Алик держал бумажник, сдачу и билет — не мог управиться одной рукой. Егор помог, но бумажник не отдавал — впервые эту вещицу видел — очень уж хороша. Глянцевитая кожа… Медная застежка…
Алик улыбался чуть заметно. Вспомнились дни наступления. Те дни… Так далеко и давно… И не давно́ ведь… Уплывают, дымкой подергиваются… Гнали же фрицев! Они все бросали, драпали — дай бог ноги! Склады свои не только вывезти, взорвать не успевали.

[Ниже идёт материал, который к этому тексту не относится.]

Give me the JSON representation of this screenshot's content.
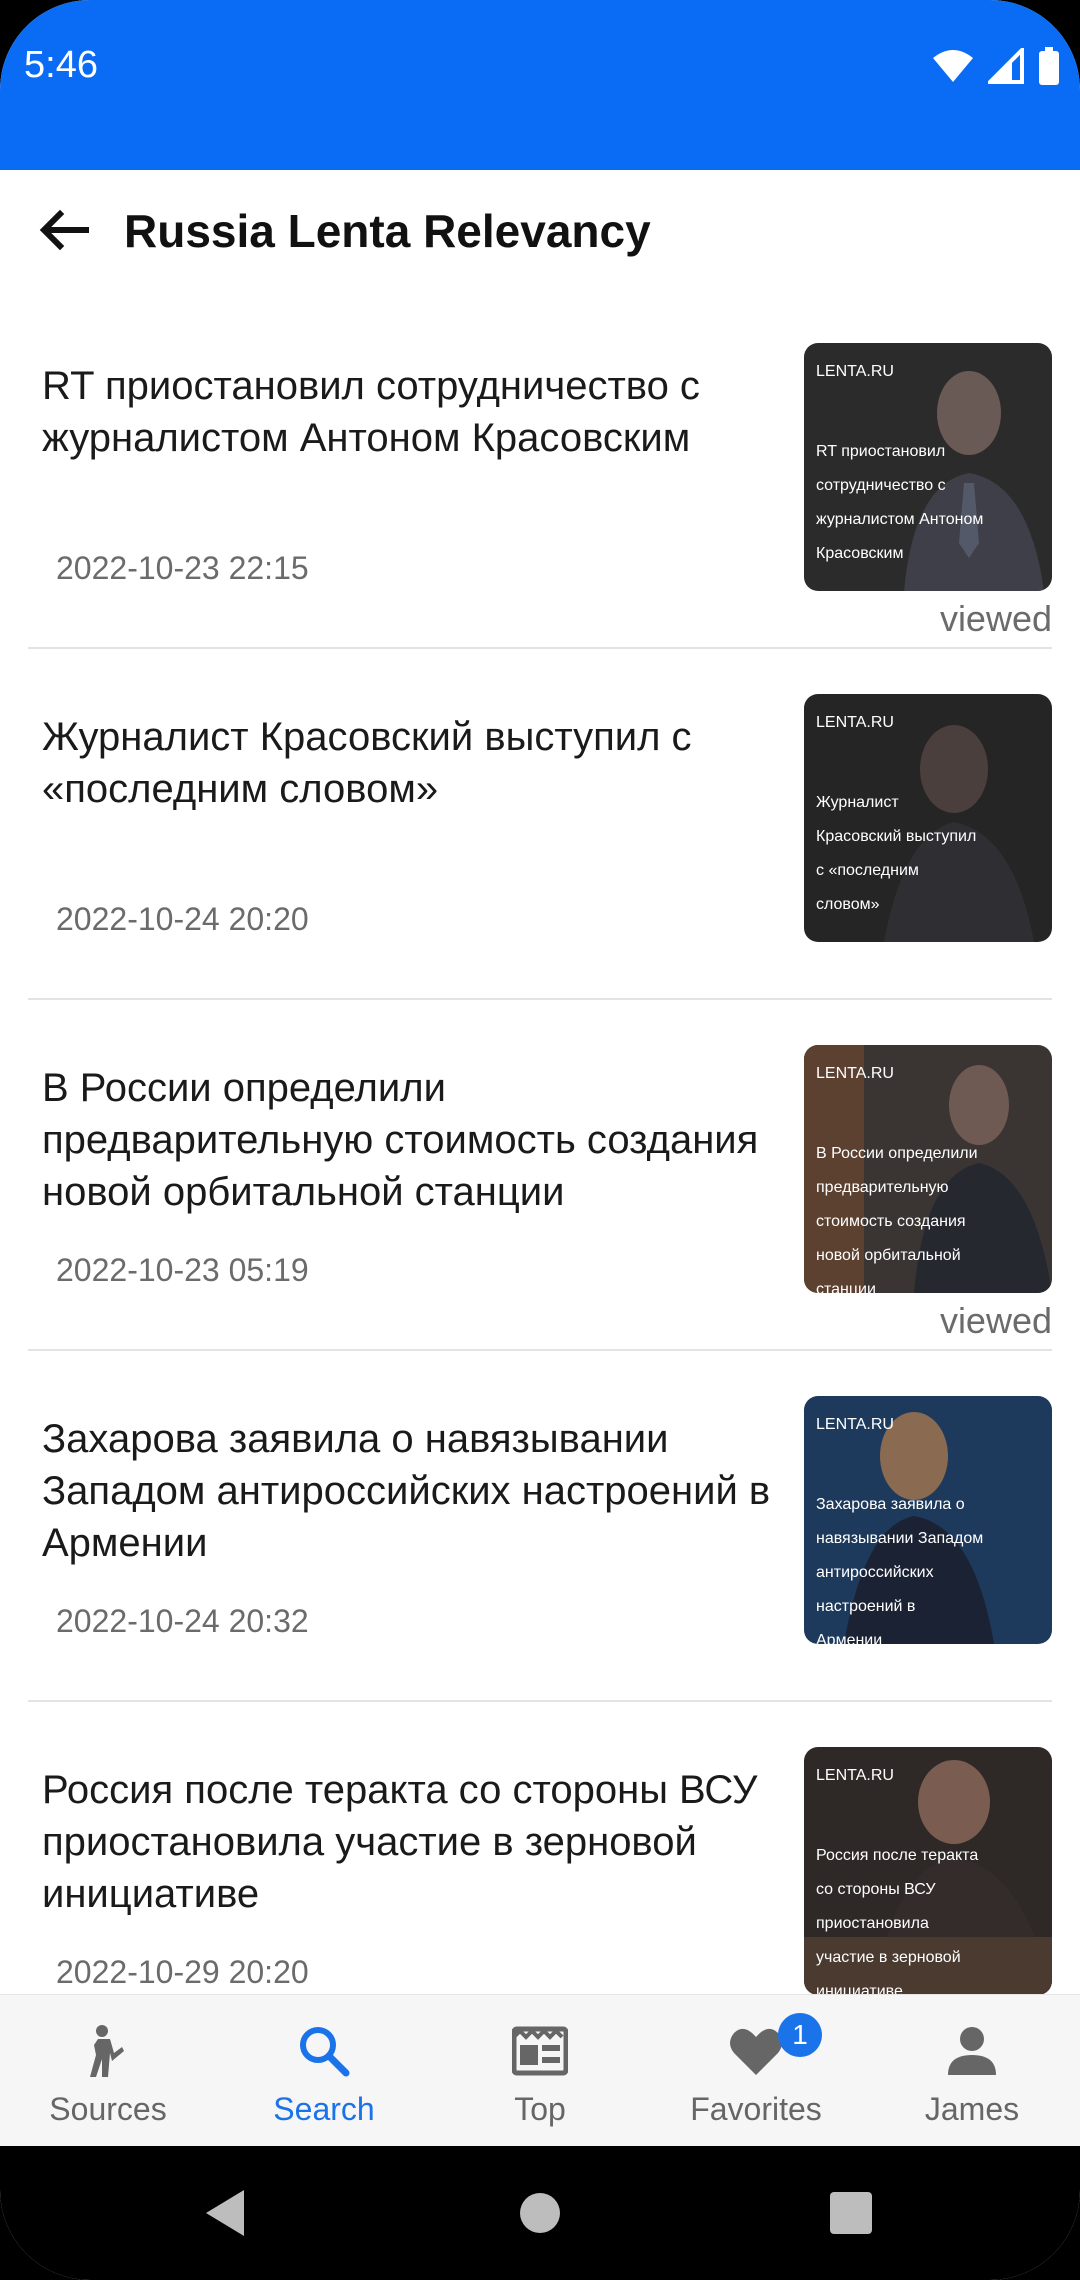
{
  "status_bar": {
    "time": "5:46"
  },
  "app_bar": {
    "title": "Russia Lenta Relevancy"
  },
  "articles": [
    {
      "title": "RT приостановил сотрудничество с журналистом Антоном Красовским",
      "date": "2022-10-23 22:15",
      "thumb_logo": "LENTA.RU",
      "thumb_text": "RT приостановил сотрудничество с журналистом Антоном Красовским",
      "viewed": "viewed"
    },
    {
      "title": "Журналист Красовский выступил с «последним словом»",
      "date": "2022-10-24 20:20",
      "thumb_logo": "LENTA.RU",
      "thumb_text": "Журналист Красовский выступил с «последним словом»",
      "viewed": ""
    },
    {
      "title": "В России определили предварительную стоимость создания новой орбитальной станции",
      "date": "2022-10-23 05:19",
      "thumb_logo": "LENTA.RU",
      "thumb_text": "В России определили предварительную стоимость создания новой орбитальной станции",
      "viewed": "viewed"
    },
    {
      "title": "Захарова заявила о навязывании Западом антироссийских настроений в Армении",
      "date": "2022-10-24 20:32",
      "thumb_logo": "LENTA.RU",
      "thumb_text": "Захарова заявила о навязывании Западом антироссийских настроений в Армении",
      "viewed": ""
    },
    {
      "title": "Россия после теракта со стороны ВСУ приостановила участие в зерновой инициативе",
      "date": "2022-10-29 20:20",
      "thumb_logo": "LENTA.RU",
      "thumb_text": "Россия после теракта со стороны ВСУ приостановила участие в зерновой инициативе",
      "viewed": ""
    }
  ],
  "bottom_nav": {
    "items": [
      {
        "label": "Sources",
        "icon": "person-walking-icon",
        "active": false
      },
      {
        "label": "Search",
        "icon": "search-icon",
        "active": true
      },
      {
        "label": "Top",
        "icon": "newspaper-icon",
        "active": false
      },
      {
        "label": "Favorites",
        "icon": "heart-icon",
        "active": false,
        "badge": "1"
      },
      {
        "label": "James",
        "icon": "account-icon",
        "active": false
      }
    ]
  },
  "colors": {
    "status_bar": "#0a6cf5",
    "accent": "#1a73e8",
    "thumb_dark": "#2a2a2a",
    "thumb_navy": "#1d3a5c"
  }
}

Раз к такому складу и вышли. Привал тут, конечно, объявили. Немцы, видно, приготовились к раздаче обмундирования. На лужке целый базар: длинные прилавки и на каждом стопочками разложено белье, френчи, брюки, пояса, подсумки… И особо среди всего этого скарба — штабель ранцев из телячьей кожи. Ну что ж: не долго думая, ребята пожитки свои из вещмешков переложили в ранцы — очень уж добротны да красивы, — а вещмешки побросали. Все ж Алик свой сунул на дно ранца — не знал зачем, а сберег пропыленную эту торбу…

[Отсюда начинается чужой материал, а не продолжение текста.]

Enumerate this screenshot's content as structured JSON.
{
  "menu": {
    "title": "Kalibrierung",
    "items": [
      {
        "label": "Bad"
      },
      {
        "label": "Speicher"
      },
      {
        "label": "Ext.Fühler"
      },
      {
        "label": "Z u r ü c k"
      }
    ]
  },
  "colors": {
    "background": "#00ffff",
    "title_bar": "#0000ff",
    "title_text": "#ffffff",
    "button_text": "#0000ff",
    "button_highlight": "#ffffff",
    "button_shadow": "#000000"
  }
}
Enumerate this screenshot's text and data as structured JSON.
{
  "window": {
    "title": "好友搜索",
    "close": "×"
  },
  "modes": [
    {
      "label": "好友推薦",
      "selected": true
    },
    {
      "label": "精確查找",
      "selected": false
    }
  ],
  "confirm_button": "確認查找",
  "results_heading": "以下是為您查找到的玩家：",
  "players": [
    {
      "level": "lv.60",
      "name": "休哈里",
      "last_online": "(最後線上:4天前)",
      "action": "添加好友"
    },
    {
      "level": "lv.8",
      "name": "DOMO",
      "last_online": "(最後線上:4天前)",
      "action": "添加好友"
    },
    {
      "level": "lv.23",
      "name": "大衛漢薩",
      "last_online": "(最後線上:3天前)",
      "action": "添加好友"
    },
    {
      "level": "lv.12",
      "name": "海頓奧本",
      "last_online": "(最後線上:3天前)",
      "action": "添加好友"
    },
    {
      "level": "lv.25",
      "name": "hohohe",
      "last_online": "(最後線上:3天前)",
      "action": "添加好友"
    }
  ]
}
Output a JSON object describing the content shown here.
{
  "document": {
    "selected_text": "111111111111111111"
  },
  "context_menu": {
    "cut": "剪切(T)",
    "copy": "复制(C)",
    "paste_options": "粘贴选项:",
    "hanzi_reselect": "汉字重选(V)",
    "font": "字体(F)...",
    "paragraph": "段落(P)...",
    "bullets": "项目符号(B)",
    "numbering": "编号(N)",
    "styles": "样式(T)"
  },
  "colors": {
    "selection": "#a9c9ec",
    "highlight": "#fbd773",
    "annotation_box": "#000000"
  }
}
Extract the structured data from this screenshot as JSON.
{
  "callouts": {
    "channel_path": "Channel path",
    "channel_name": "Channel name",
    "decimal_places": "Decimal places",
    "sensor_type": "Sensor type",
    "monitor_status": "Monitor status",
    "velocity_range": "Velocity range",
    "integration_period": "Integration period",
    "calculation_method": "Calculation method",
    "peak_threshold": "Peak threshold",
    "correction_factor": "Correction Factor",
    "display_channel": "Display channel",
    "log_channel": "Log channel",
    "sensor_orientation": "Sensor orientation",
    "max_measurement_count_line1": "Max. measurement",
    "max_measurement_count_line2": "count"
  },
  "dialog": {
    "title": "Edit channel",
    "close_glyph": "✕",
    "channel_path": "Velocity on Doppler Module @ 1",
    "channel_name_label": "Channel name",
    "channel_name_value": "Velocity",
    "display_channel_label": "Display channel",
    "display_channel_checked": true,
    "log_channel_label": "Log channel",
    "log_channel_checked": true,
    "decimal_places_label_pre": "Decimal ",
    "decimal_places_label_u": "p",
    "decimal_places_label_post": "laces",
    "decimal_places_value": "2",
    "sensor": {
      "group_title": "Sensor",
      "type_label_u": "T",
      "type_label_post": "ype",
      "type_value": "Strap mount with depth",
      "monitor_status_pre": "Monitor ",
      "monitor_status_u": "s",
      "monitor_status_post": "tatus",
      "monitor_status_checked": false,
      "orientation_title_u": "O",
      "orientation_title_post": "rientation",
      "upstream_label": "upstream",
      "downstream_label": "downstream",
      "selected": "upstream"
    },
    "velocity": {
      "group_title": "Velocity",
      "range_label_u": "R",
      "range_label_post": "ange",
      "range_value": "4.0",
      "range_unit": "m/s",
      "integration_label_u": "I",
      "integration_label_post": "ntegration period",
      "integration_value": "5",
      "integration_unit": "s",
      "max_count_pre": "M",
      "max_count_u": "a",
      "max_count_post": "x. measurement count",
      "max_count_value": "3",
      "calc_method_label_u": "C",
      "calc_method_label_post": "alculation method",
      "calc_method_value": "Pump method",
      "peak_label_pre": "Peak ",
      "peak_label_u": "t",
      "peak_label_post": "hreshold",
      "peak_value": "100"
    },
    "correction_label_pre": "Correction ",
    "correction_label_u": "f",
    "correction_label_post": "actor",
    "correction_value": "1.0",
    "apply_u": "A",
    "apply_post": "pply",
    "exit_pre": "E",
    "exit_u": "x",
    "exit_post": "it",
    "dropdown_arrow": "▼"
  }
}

Передохнули, покурили — и дальше. Километров пяток протопали… Ранцы оказались тяжеленные… Глядь, на обочине валяется один, потом другой, третий — не утерпели ребята, скинули — пропади пропадом фрицевская красота и добротность… Тут и все решили — какого лешего тащим? Набросали целую кучу. Хоть и без ничего остались — вещмешков-то нет, — но ранцы кинули. Только Алик и еще несколько солдат достали мешки да переложили что нужно. Из ненужного Алик один кожаный подсумок взял, новенький, гладкий, с медной застежкой. Потом на досуге разрезал и сшил из него бумажник, этот вот бумажник. Через фронт и госпитали чудом его пронес.

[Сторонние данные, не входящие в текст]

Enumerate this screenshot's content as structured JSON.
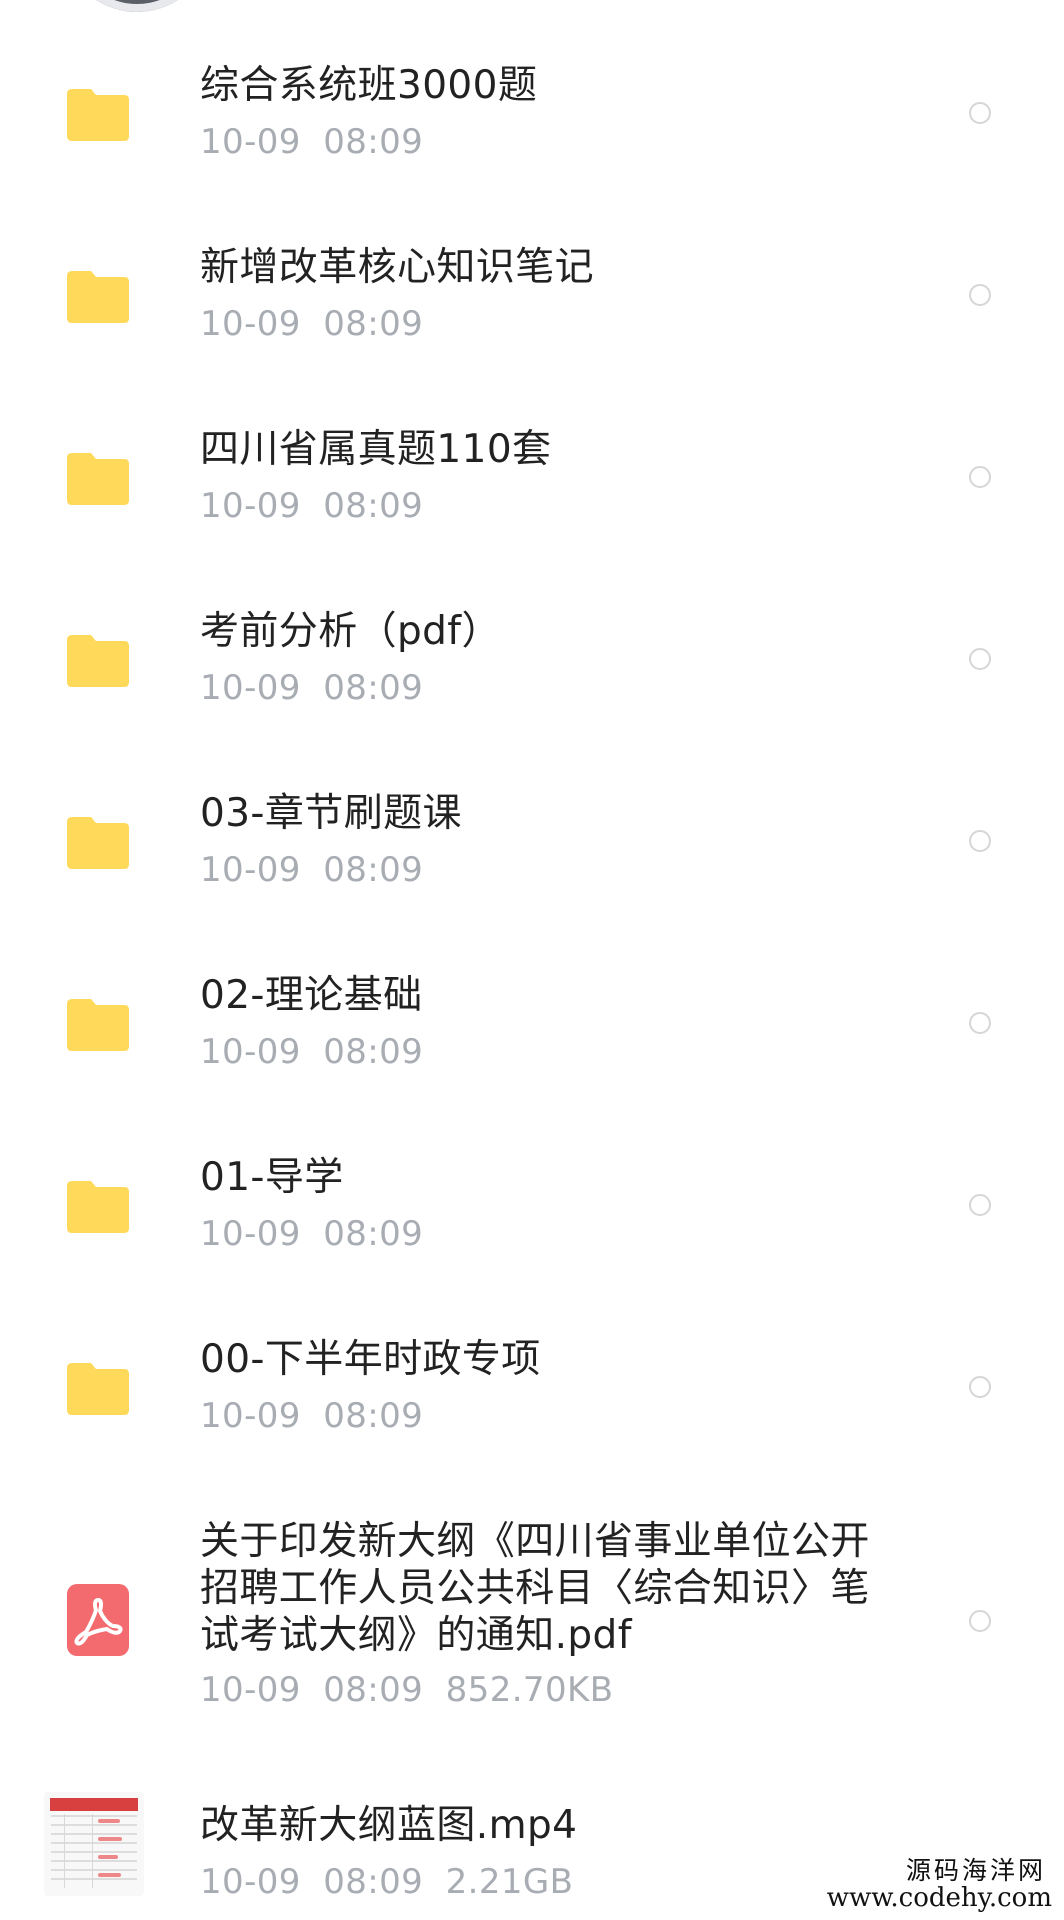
{
  "files": [
    {
      "name": "综合系统班3000题",
      "date": "10-09",
      "time": "08:09",
      "type": "folder"
    },
    {
      "name": "新增改革核心知识笔记",
      "date": "10-09",
      "time": "08:09",
      "type": "folder"
    },
    {
      "name": "四川省属真题110套",
      "date": "10-09",
      "time": "08:09",
      "type": "folder"
    },
    {
      "name": "考前分析（pdf）",
      "date": "10-09",
      "time": "08:09",
      "type": "folder"
    },
    {
      "name": "03-章节刷题课",
      "date": "10-09",
      "time": "08:09",
      "type": "folder"
    },
    {
      "name": "02-理论基础",
      "date": "10-09",
      "time": "08:09",
      "type": "folder"
    },
    {
      "name": "01-导学",
      "date": "10-09",
      "time": "08:09",
      "type": "folder"
    },
    {
      "name": "00-下半年时政专项",
      "date": "10-09",
      "time": "08:09",
      "type": "folder"
    },
    {
      "name": "关于印发新大纲《四川省事业单位公开招聘工作人员公共科目〈综合知识〉笔试考试大纲》的通知.pdf",
      "date": "10-09",
      "time": "08:09",
      "size": "852.70KB",
      "type": "pdf"
    },
    {
      "name": "改革新大纲蓝图.mp4",
      "date": "10-09",
      "time": "08:09",
      "size": "2.21GB",
      "type": "video"
    }
  ],
  "watermark": {
    "title": "源码海洋网",
    "url": "www.codehy.com"
  },
  "colors": {
    "folder": "#ffd95a",
    "pdf": "#f36b6f",
    "meta_text": "#a8acb3",
    "name_text": "#222222",
    "radio_border": "#d6d6d6"
  },
  "icons": {
    "folder": "folder-icon",
    "pdf": "pdf-file-icon",
    "video": "video-thumbnail-icon",
    "select": "radio-unchecked-icon"
  }
}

А ранцы запомнились еще вот почему…
Один парень упорно тащил неуклюжую эту штуковину до конца. До своего конца… Попали под артобстрел. Все разом укрылись, а он со своим ранцем замешкался, присел кое-как в старый окопчик… И вот дальше идти надо, а он сидит и команду не слышит. Подбежали к нему — сидит… Глаза открыты — и не дышит. Ни вскрикнул, ни вздохнул, ни крови нигде… Так и похоронили его с этим ранцем…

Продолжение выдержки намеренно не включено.